Après avoir pris connaissance de l’avis du Conseil fédéral de mai 2025 et procédé à des clarifications complémentaires, la CdG-N constate que le Conseil fédéral a mis en œuvre en grande partie ses recommandations. Elle note que le cadre légal encadrant les mesures de lutte contre les pénuries d’énergie a été complété ces dernières années et que les procédures correspondantes ont été améliorées. Cela devrait contribuer à ce qu’une situation similaire à celle de la centrale de Birr ne se répète pas.

La CdG-N salue notamment que le Conseil fédéral s’engage à ce que ses décisions concernant les mesures économiques en cas de pénurie soient à l’avenir mieux documentées et qu’elles reposent sur un suivi scientifique de la situation d’approvisionnement. La commission prend également note avec satisfaction des travaux menés par l’administration pour actualiser les estimations des conséquences économiques des pénuries d’électricité. Ces éléments constituent un clair progrès par rapport à la situation passée.

Définir le terme de « pénurie grave ​​» pour une application cohérente de la LAP

En revanche, la commission regrette que le Conseil fédéral ne soit pas disposé à définir plus en détail le terme de «pénurie grave » au sens de la loi sur l’approvisionnement économique du pays (LAP).
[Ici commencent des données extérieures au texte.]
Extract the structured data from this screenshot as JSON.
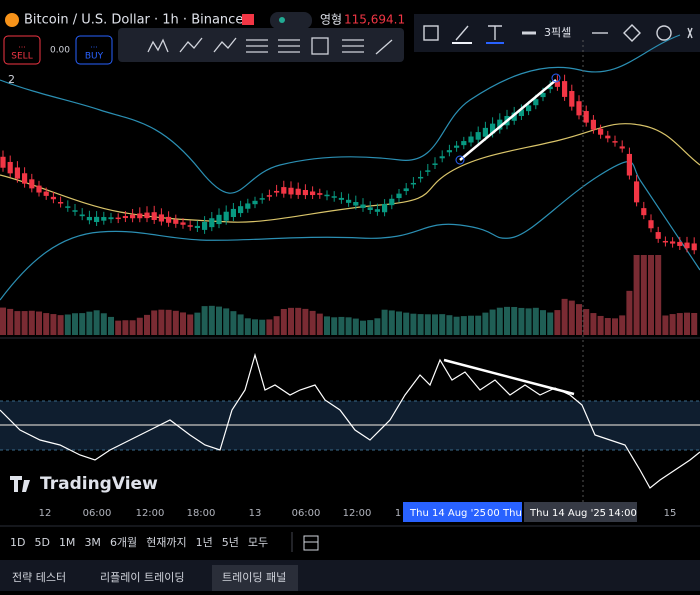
{
  "header": {
    "symbol": "Bitcoin / U.S. Dollar · 1h · Binance",
    "label": "영형",
    "price": "115,694.1"
  },
  "trade": {
    "sell": "SELL",
    "spread": "0.00",
    "buy": "BUY",
    "dots": "..."
  },
  "toolbar": {
    "line_width": "3픽셀"
  },
  "legend_toggle": "2",
  "watermark": "TradingView",
  "time_axis": [
    "12",
    "06:00",
    "12:00",
    "18:00",
    "13",
    "06:00",
    "12:00",
    "1",
    "15"
  ],
  "crosshair": {
    "left": "Thu 14 Aug '25",
    "left_mid": "00",
    "left_end": "Thu",
    "right": "Thu 14 Aug '25",
    "right_time": "14:00"
  },
  "ranges": [
    "1D",
    "5D",
    "1M",
    "3M",
    "6개월",
    "현재까지",
    "1년",
    "5년",
    "모두"
  ],
  "tabs": [
    "전략 테스터",
    "리플레이 트레이딩",
    "트레이딩 패널"
  ]
}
Le projet de révision de la loi, récemment traité par le Conseil national, fait référence à plusieurs reprises au terme de « pénurie grave », mais définit celui-ci uniquement de manière très générale. Pour sa part, le Conseil fédéral ne juge pas opportun de formuler, dans son domaine de compétences, une définition plus concrète de ce terme, considérant qu’une telle précision limiterait la réaction des autorités dans des situations de crise.
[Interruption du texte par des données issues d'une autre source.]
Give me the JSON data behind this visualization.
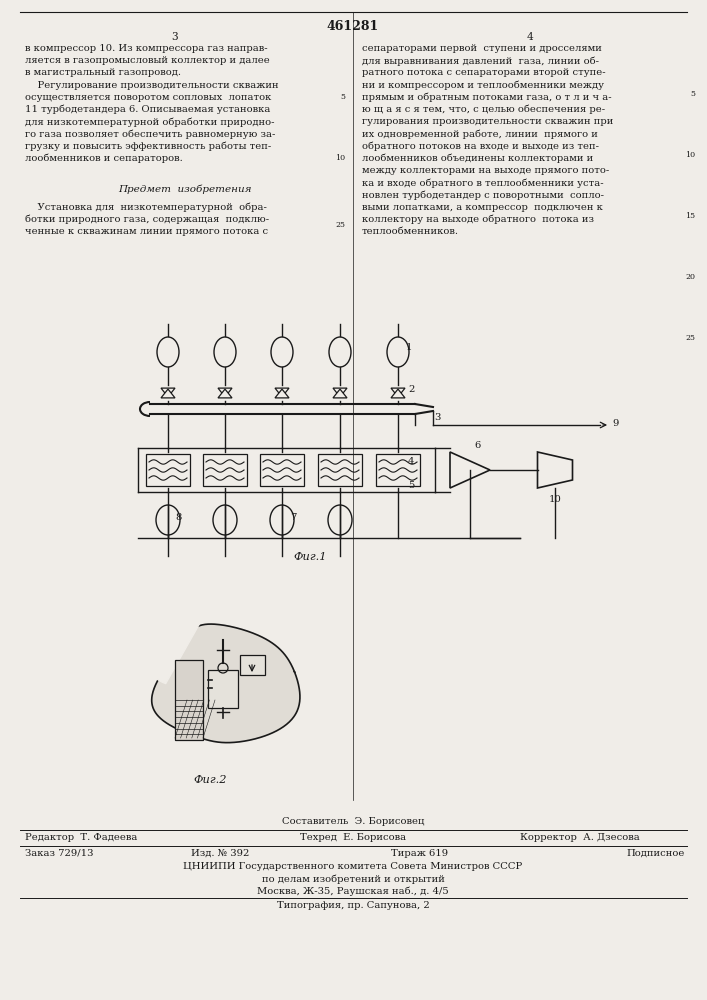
{
  "patent_number": "461281",
  "bg_color": "#f0ede8",
  "text_color": "#1a1a1a",
  "fig1_caption": "Фиг.1",
  "fig2_caption": "Фиг.2",
  "footer_sestavitel": "Составитель  Э. Борисовец",
  "footer_editor": "Редактор  Т. Фадеева",
  "footer_tech": "Техред  Е. Борисова",
  "footer_corrector": "Корректор  А. Дзесова",
  "footer_order": "Заказ 729/13",
  "footer_issue": "Изд. № 392",
  "footer_edition": "Тираж 619",
  "footer_subscription": "Подписное",
  "footer_org": "ЦНИИПИ Государственного комитета Совета Министров СССР",
  "footer_org2": "по делам изобретений и открытий",
  "footer_address": "Москва, Ж-35, Раушская наб., д. 4/5",
  "footer_print": "Типография, пр. Сапунова, 2"
}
La CdG-N reconnaît l’importance que le Conseil fédéral dispose d’une certaine marge de manœuvre face aux pénuries. Elle estime toutefois qu’il est indispensable de clarifier le terme de « pénurie grave » pour ainsi garantir une application transparente et cohérente de la LAP. Pour la commission, une telle clarification se justifie, car les mesures d’intervention économiques prévues par la LAP en cas de pénurie ont une portée non négligeable, qui implique dans certaines circonstances la suspension de dispositions légales d’autres actes et une atteinte au principe constitutionnel de liberté économique. La CdG-N peut comprendre qu’il ne soit pas opportun de fixer les éléments détaillés de cette définition au niveau de la loi, mais juge souhaitable qu’ils soient consignés dans une ordonnance ou une directive. Dans ce contexte, la CdG-N a décidé de déposer un postulat (26.3512) chargeant le Conseil fédéral de définir, dans un rapport, le terme de « pénurie grave » pour les différents domaines concernés par la LAP.

La CdG-N a fait part de ses conclusions au Conseil fédéral et a décidé de clore ses travaux dans ce dossier. Elle examinera la mise en œuvre de ses recommandations d’ici trois ans environ, dans le cadre d’un contrôle de suivi.

Clarifications concernant la légal​​ité de la révision de l’ordonnance sur la protection des eaux

La CdG-N a par ailleurs décidé d’approfondir différents aspects liés à la préparation, par les autorités fédérales, de la modification de l’ordonnance sur la protection des eaux (OEaux), qui vise à fixer de nouvelles valeurs limites écotoxicologiques pour plusieurs pesticides. Le Conseil fédéral a envoyé le projet de modification correspondant en consultation en novembre 2025. Celle-ci a pris fin le 25 mars 2026. Dans ce cadre, il avait renoncé à fixer de nouvelles valeurs limites pour trois substances, bien que la légalité de cette décision ait été remise en cause. La sous-commission compétente a procédé à une première audition et mènera des clarifications supplémentaires auprès des autres unités fédérales impliquées. Elle fera ensuite part en temps voulu de son appréciation. Dans son exercice de la haute surveillance parlementaire, elle focalise ses travaux sur le respect du critère de légalité.